SAN FRANCISCO: Two opera singers who accused Placido Domingo of sexual misconduct said it was disappointing and disturbing that the opera legend recently claimed he had always behaved like a gentleman and never acted improperly toward women.
Angela Turner Wilson and Patricia Wulf were among more than 20 women who accused Domingo of sexual harassment or inappropriate sexually charged behavior in two Associated Press (AP) reports this summer.
Their new statement came in response to comments Domingo made in two recent interviews with European publications, in which he disputed the allegations against him and said he never abused his power.
He said he always behaved like a gentleman, but that “gallant gestures are viewed differently nowadays.”
“There is nothing ‘chivalrous’ or ‘gallant’ about groping a woman in the workplace, in any country or era,” Wilson and Wulf said in the statement issued through their attorney, Debra Katz.
The Grammy Award-winning singer is one of the most celebrated men in the opera world and regarded as one of the greatest opera singers of all time.
The long-married, the Spanish-born star also is a prolific conductor and longtime administrator, having served as the general director of both the Los Angeles Opera and Washington Opera.
In the AP stories, several singers, a dancer and backstage staff at opera companies accused Domingo of sexual harassment and other inappropriate, sexually charged behavior that included unwelcomed kisses, touching and late-night phone calls.
Many said Domingo tried to pressure them into sexual relationships and sometimes punished them professionally if they rejected him.
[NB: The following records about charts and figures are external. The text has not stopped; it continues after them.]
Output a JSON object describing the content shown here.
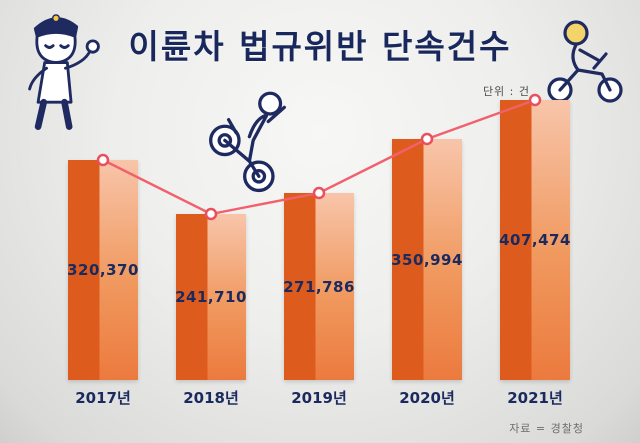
{
  "title": "이륜차 법규위반 단속건수",
  "unit_label": "단위 : 건",
  "source_label": "자료 = 경찰청",
  "colors": {
    "bar_dark": "#dd5c1d",
    "bar_gradient_top": "#f8c5aa",
    "bar_gradient_bottom": "#ec7a3e",
    "trend_line": "#f2606b",
    "marker_ring": "#e8505c",
    "text_navy": "#1b2a5e"
  },
  "chart_data": {
    "type": "bar",
    "title": "이륜차 법규위반 단속건수",
    "unit": "단위 : 건",
    "source": "자료 = 경찰청",
    "categories": [
      "2017년",
      "2018년",
      "2019년",
      "2020년",
      "2021년"
    ],
    "values": [
      320370,
      241710,
      271786,
      350994,
      407474
    ],
    "value_labels": [
      "320,370",
      "241,710",
      "271,786",
      "350,994",
      "407,474"
    ],
    "overlay": "line-with-markers",
    "ylim": [
      0,
      407474
    ],
    "legend": "none",
    "grid": false
  }
}
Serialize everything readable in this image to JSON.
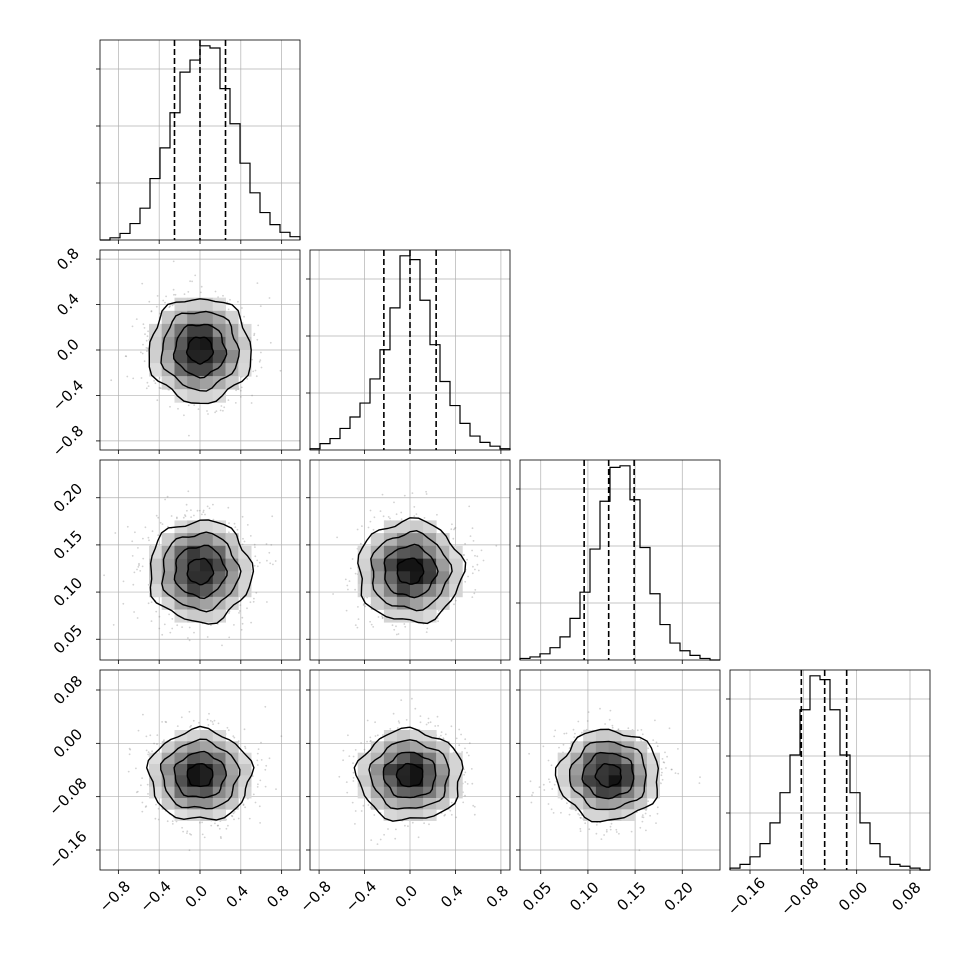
{
  "chart_data": {
    "type": "corner",
    "parameters": [
      {
        "index": 0,
        "range": [
          -0.98,
          0.98
        ],
        "ticks": [
          -0.8,
          -0.4,
          0.0,
          0.4,
          0.8
        ],
        "tick_labels": [
          "−0.8",
          "−0.4",
          "0.0",
          "0.4",
          "0.8"
        ],
        "quantiles": [
          -0.25,
          0.0,
          0.25
        ],
        "histogram": {
          "bin_start": -0.98,
          "bin_width": 0.098,
          "counts": [
            0,
            2,
            6,
            15,
            29,
            56,
            84,
            116,
            153,
            164,
            177,
            175,
            138,
            106,
            70,
            43,
            25,
            14,
            7,
            3
          ]
        }
      },
      {
        "index": 1,
        "range": [
          -0.88,
          0.88
        ],
        "ticks": [
          -0.8,
          -0.4,
          0.0,
          0.4,
          0.8
        ],
        "tick_labels": [
          "−0.8",
          "−0.4",
          "0.0",
          "0.4",
          "0.8"
        ],
        "quantiles": [
          -0.23,
          0.0,
          0.23
        ],
        "histogram": {
          "bin_start": -0.88,
          "bin_width": 0.088,
          "counts": [
            1,
            5,
            9,
            17,
            26,
            37,
            56,
            79,
            112,
            153,
            150,
            118,
            83,
            54,
            35,
            21,
            11,
            6,
            3,
            1
          ]
        }
      },
      {
        "index": 2,
        "range": [
          0.028,
          0.24
        ],
        "ticks": [
          0.05,
          0.1,
          0.15,
          0.2
        ],
        "tick_labels": [
          "0.05",
          "0.10",
          "0.15",
          "0.20"
        ],
        "quantiles": [
          0.096,
          0.122,
          0.149
        ],
        "histogram": {
          "bin_start": 0.028,
          "bin_width": 0.0106,
          "counts": [
            1,
            2,
            4,
            8,
            15,
            27,
            44,
            72,
            103,
            125,
            126,
            104,
            73,
            43,
            23,
            11,
            6,
            3,
            1,
            0
          ]
        }
      },
      {
        "index": 3,
        "range": [
          -0.19,
          0.11
        ],
        "ticks": [
          -0.16,
          -0.08,
          0.0,
          0.08
        ],
        "tick_labels": [
          "−0.16",
          "−0.08",
          "0.00",
          "0.08"
        ],
        "quantiles": [
          -0.083,
          -0.048,
          -0.015
        ],
        "histogram": {
          "bin_start": -0.19,
          "bin_width": 0.015,
          "counts": [
            1,
            3,
            7,
            14,
            25,
            41,
            61,
            85,
            103,
            101,
            85,
            61,
            41,
            25,
            14,
            7,
            3,
            2,
            1,
            0
          ]
        }
      }
    ],
    "pairs": [
      {
        "x": 0,
        "y": 1,
        "center": [
          0.0,
          0.0
        ],
        "sigma": [
          0.25,
          0.23
        ]
      },
      {
        "x": 0,
        "y": 2,
        "center": [
          0.0,
          0.122
        ],
        "sigma": [
          0.25,
          0.027
        ]
      },
      {
        "x": 1,
        "y": 2,
        "center": [
          0.0,
          0.122
        ],
        "sigma": [
          0.23,
          0.027
        ]
      },
      {
        "x": 0,
        "y": 3,
        "center": [
          0.0,
          -0.048
        ],
        "sigma": [
          0.25,
          0.034
        ]
      },
      {
        "x": 1,
        "y": 3,
        "center": [
          0.0,
          -0.048
        ],
        "sigma": [
          0.23,
          0.034
        ]
      },
      {
        "x": 2,
        "y": 3,
        "center": [
          0.122,
          -0.048
        ],
        "sigma": [
          0.027,
          0.034
        ]
      }
    ],
    "contour_levels_sigma": [
      0.5,
      1.0,
      1.5,
      2.0
    ],
    "grid": true,
    "colors": {
      "line": "#000000",
      "grid": "#b0b0b0",
      "points": "#7f7f7f"
    }
  }
}
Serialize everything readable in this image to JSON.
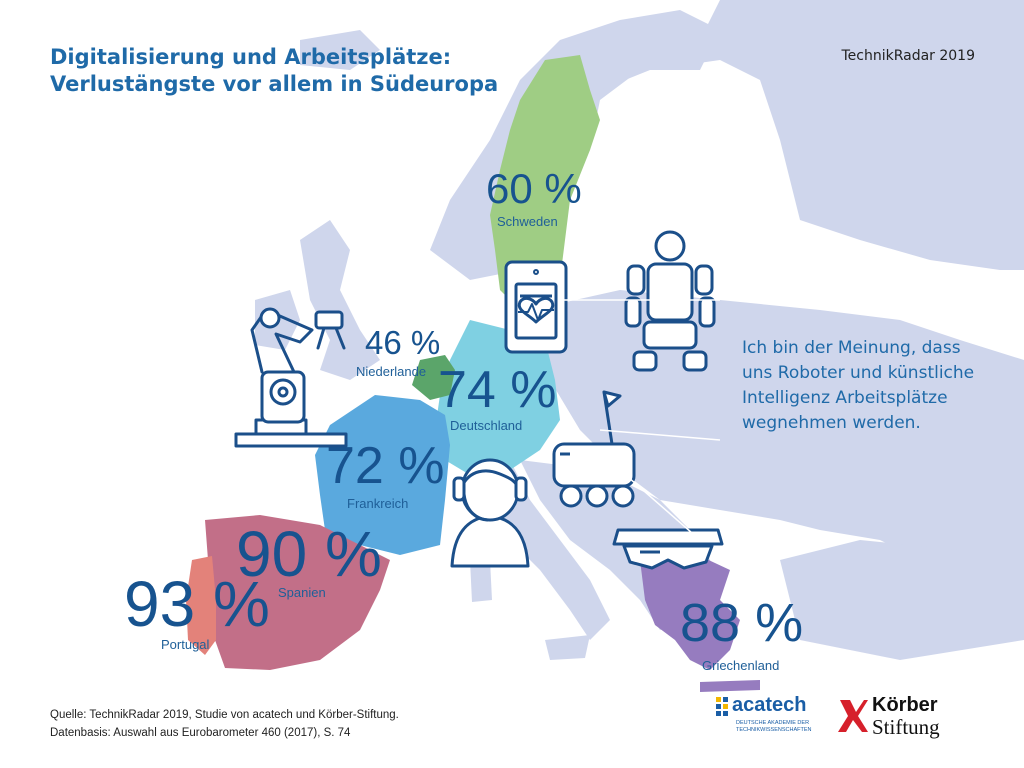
{
  "header": {
    "title_line1": "Digitalisierung und Arbeitsplätze:",
    "title_line2": "Verlustängste vor allem in Südeuropa",
    "brand": "TechnikRadar 2019"
  },
  "statement": {
    "line1": "Ich bin der Meinung, dass",
    "line2": "uns Roboter und künstliche",
    "line3": "Intelligenz Arbeitsplätze",
    "line4": "wegnehmen werden."
  },
  "countries": {
    "schweden": {
      "value": "60 %",
      "name": "Schweden"
    },
    "niederlande": {
      "value": "46 %",
      "name": "Niederlande"
    },
    "deutschland": {
      "value": "74 %",
      "name": "Deutschland"
    },
    "frankreich": {
      "value": "72 %",
      "name": "Frankreich"
    },
    "spanien": {
      "value": "90 %",
      "name": "Spanien"
    },
    "portugal": {
      "value": "93 %",
      "name": "Portugal"
    },
    "griechenland": {
      "value": "88 %",
      "name": "Griechenland"
    }
  },
  "colors": {
    "europe_base": "#cfd6ec",
    "schweden": "#9fcd84",
    "niederlande": "#5ba56a",
    "deutschland": "#7fd0e2",
    "frankreich": "#5aa9de",
    "spanien": "#c26f88",
    "portugal": "#e3827a",
    "griechenland": "#967cbf",
    "text_primary": "#1f6aa8",
    "icon_stroke": "#1b4f8a"
  },
  "icons": [
    "robot-arm-icon",
    "tablet-heart-icon",
    "humanoid-robot-icon",
    "delivery-robot-icon",
    "headset-person-icon",
    "vr-glasses-icon"
  ],
  "footer": {
    "source": "Quelle: TechnikRadar 2019, Studie von acatech und Körber-Stiftung.",
    "database": "Datenbasis: Auswahl aus Eurobarometer 460 (2017), S. 74"
  },
  "logos": {
    "acatech_name": "acatech",
    "acatech_sub1": "DEUTSCHE AKADEMIE DER",
    "acatech_sub2": "TECHNIKWISSENSCHAFTEN",
    "koerber_name": "Körber",
    "koerber_sub": "Stiftung"
  }
}
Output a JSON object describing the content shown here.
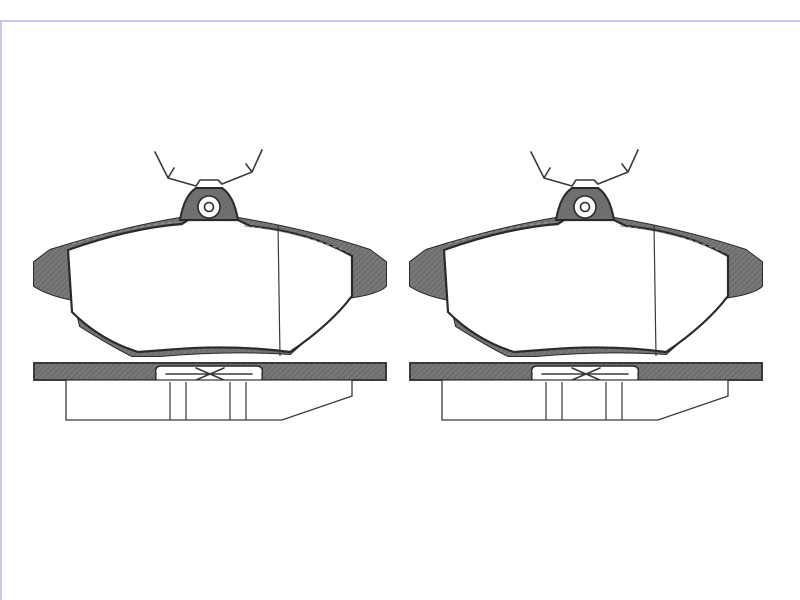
{
  "figure": {
    "background": "#ffffff",
    "line_color": "#2a2a2a",
    "backing_color": "#6f6f6f",
    "frame_color": "#c9c9ef"
  },
  "pads": [
    {
      "view": "front",
      "id": "left-pad"
    },
    {
      "view": "front",
      "id": "right-pad"
    }
  ]
}
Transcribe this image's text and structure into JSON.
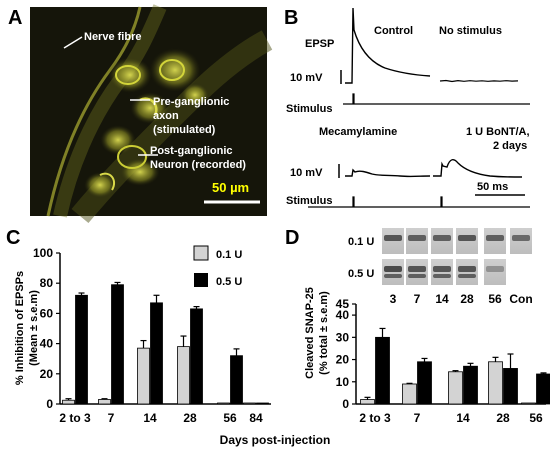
{
  "panel_letters": {
    "a": "A",
    "b": "B",
    "c": "C",
    "d": "D"
  },
  "panel_a": {
    "labels": {
      "nerve": "Nerve fibre",
      "pre1": "Pre-ganglionic",
      "pre2": "axon",
      "pre3": "(stimulated)",
      "post1": "Post-ganglionic",
      "post2": "Neuron (recorded)"
    },
    "scale_bar": "50 µm",
    "colors": {
      "background": "#141408",
      "fluorescence": "#e6ea3a",
      "scale_text": "#ffff00"
    }
  },
  "panel_b": {
    "epsp": "EPSP",
    "control": "Control",
    "no_stimulus": "No stimulus",
    "scale_mv_top": "10 mV",
    "stimulus_top": "Stimulus",
    "mecamylamine": "Mecamylamine",
    "bont_1": "1 U BoNT/A,",
    "bont_2": "2 days",
    "scale_mv_bottom": "10 mV",
    "stimulus_bottom": "Stimulus",
    "time_scale": "50 ms"
  },
  "chart_data": [
    {
      "panel": "C",
      "type": "bar",
      "categories": [
        "2 to 3",
        "7",
        "14",
        "28",
        "56",
        "84"
      ],
      "series": [
        {
          "name": "0.1 U",
          "color": "#d3d3d3",
          "values": [
            2.5,
            3,
            37,
            38,
            0,
            0
          ],
          "errors": [
            1,
            0.5,
            5,
            7,
            0,
            0
          ]
        },
        {
          "name": "0.5 U",
          "color": "#000000",
          "values": [
            72,
            79,
            67,
            63,
            32,
            0
          ],
          "errors": [
            1.5,
            1.5,
            5,
            1.5,
            4.5,
            0
          ]
        }
      ],
      "ylabel_line1": "% Inhibition of EPSPs",
      "ylabel_line2": "(Mean ± s.e.m)",
      "ylim": [
        0,
        100
      ],
      "yticks": [
        "0",
        "20",
        "40",
        "60",
        "80",
        "100"
      ]
    },
    {
      "panel": "D",
      "type": "bar",
      "categories": [
        "2 to 3",
        "7",
        "14",
        "28",
        "56"
      ],
      "series": [
        {
          "name": "0.1 U",
          "color": "#d3d3d3",
          "values": [
            2,
            9,
            14.5,
            19,
            0
          ],
          "errors": [
            1,
            0.3,
            0.5,
            2,
            0
          ]
        },
        {
          "name": "0.5 U",
          "color": "#000000",
          "values": [
            30,
            19,
            17,
            16,
            13.5
          ],
          "errors": [
            4,
            1.5,
            1.3,
            6.5,
            0.5
          ]
        }
      ],
      "ylabel_line1": "Cleaved SNAP-25",
      "ylabel_line2": "(% total ± s.e.m)",
      "ylim": [
        0,
        45
      ],
      "yticks": [
        "0",
        "10",
        "20",
        "30",
        "40",
        "45"
      ]
    }
  ],
  "shared_xlabel": "Days post-injection",
  "blot": {
    "row_labels": [
      "0.1 U",
      "0.5 U"
    ],
    "lane_labels": [
      "3",
      "7",
      "14",
      "28",
      "56",
      "Con"
    ]
  }
}
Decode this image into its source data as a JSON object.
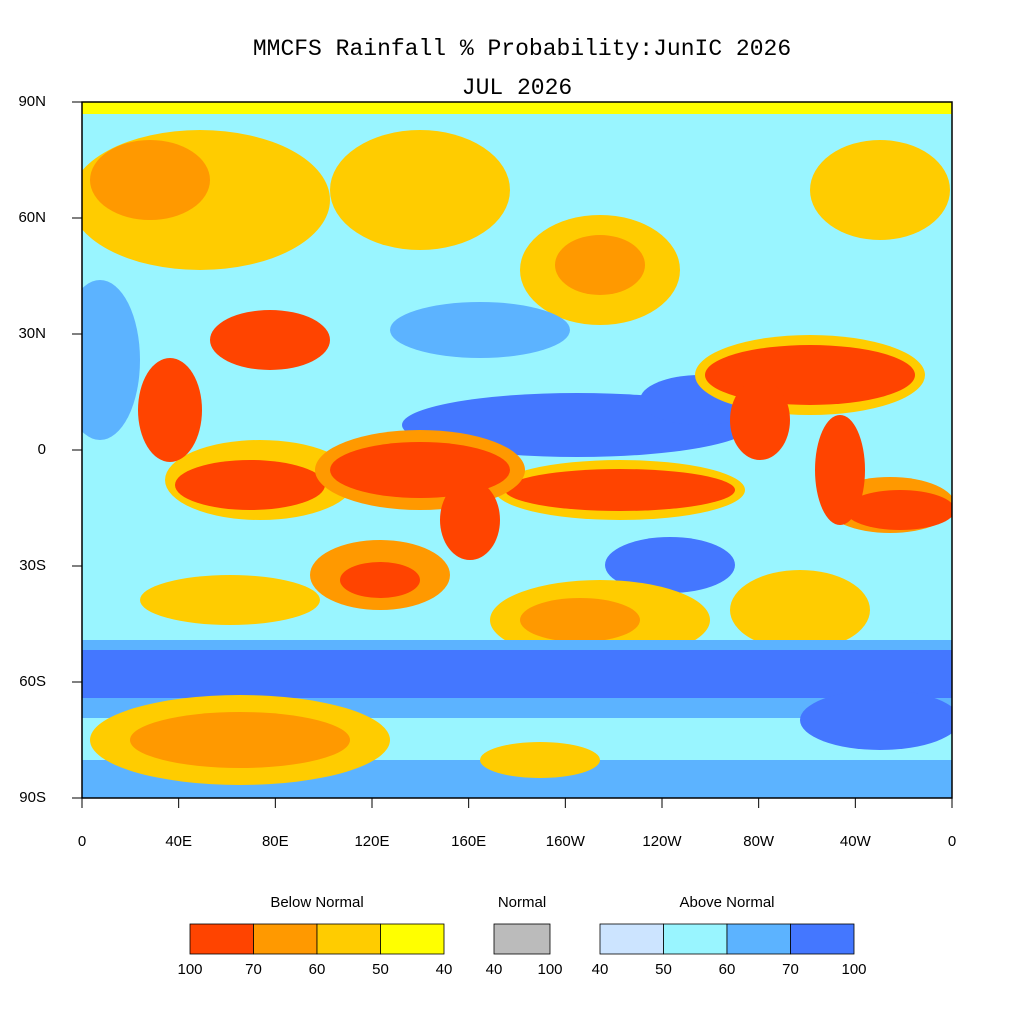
{
  "title": "MMCFS Rainfall % Probability:JunIC 2026",
  "subtitle": "JUL 2026",
  "map": {
    "latlim": [
      -90,
      90
    ],
    "lonlim": [
      0,
      360
    ],
    "lat_ticks": [
      {
        "value": 90,
        "label": "90N"
      },
      {
        "value": 60,
        "label": "60N"
      },
      {
        "value": 30,
        "label": "30N"
      },
      0,
      {
        "value": -30,
        "label": "30S"
      },
      {
        "value": -60,
        "label": "60S"
      },
      {
        "value": -90,
        "label": "90S"
      }
    ],
    "lon_ticks": [
      0,
      {
        "value": 40,
        "label": "40E"
      },
      {
        "value": 80,
        "label": "80E"
      },
      {
        "value": 120,
        "label": "120E"
      },
      {
        "value": 160,
        "label": "160E"
      },
      {
        "value": 200,
        "label": "160W"
      },
      {
        "value": 240,
        "label": "120W"
      },
      {
        "value": 280,
        "label": "80W"
      },
      {
        "value": 320,
        "label": "40W"
      },
      {
        "value": 360,
        "label": "0"
      }
    ]
  },
  "legend": [
    {
      "name": "Below Normal",
      "colors": [
        "#ff4400",
        "#ff9900",
        "#ffcc00",
        "#ffff00"
      ],
      "bounds": [
        100,
        70,
        60,
        50,
        40
      ]
    },
    {
      "name": "Normal",
      "colors": [
        "#bbbbbb"
      ],
      "bounds": [
        40,
        100
      ]
    },
    {
      "name": "Above Normal",
      "colors": [
        "#cce4ff",
        "#99f5ff",
        "#5cb3ff",
        "#4477ff"
      ],
      "bounds": [
        40,
        50,
        60,
        70,
        100
      ]
    }
  ]
}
The accusers and dozens of others interviewed said Domingo’s behavior was an open secret in the opera world.
Until recently, the 78-year-old had not spoken publicly about the allegations and had limited his reaction to statements from his lawyer and publicist. He had called the accusations “in many ways, simply incorrect” without elaborating.
Last week, Domingo gave an interview to Spanish online newspaper El Confidencial in which he again stopped short of flatly denying the women’s allegations but insisted he had never behaved improperly. He added that Spaniards are by nature “warm, affectionate and loving.
“I have been gallant but always within the limits of gentlemanliness, respect and sensitivity,” he said.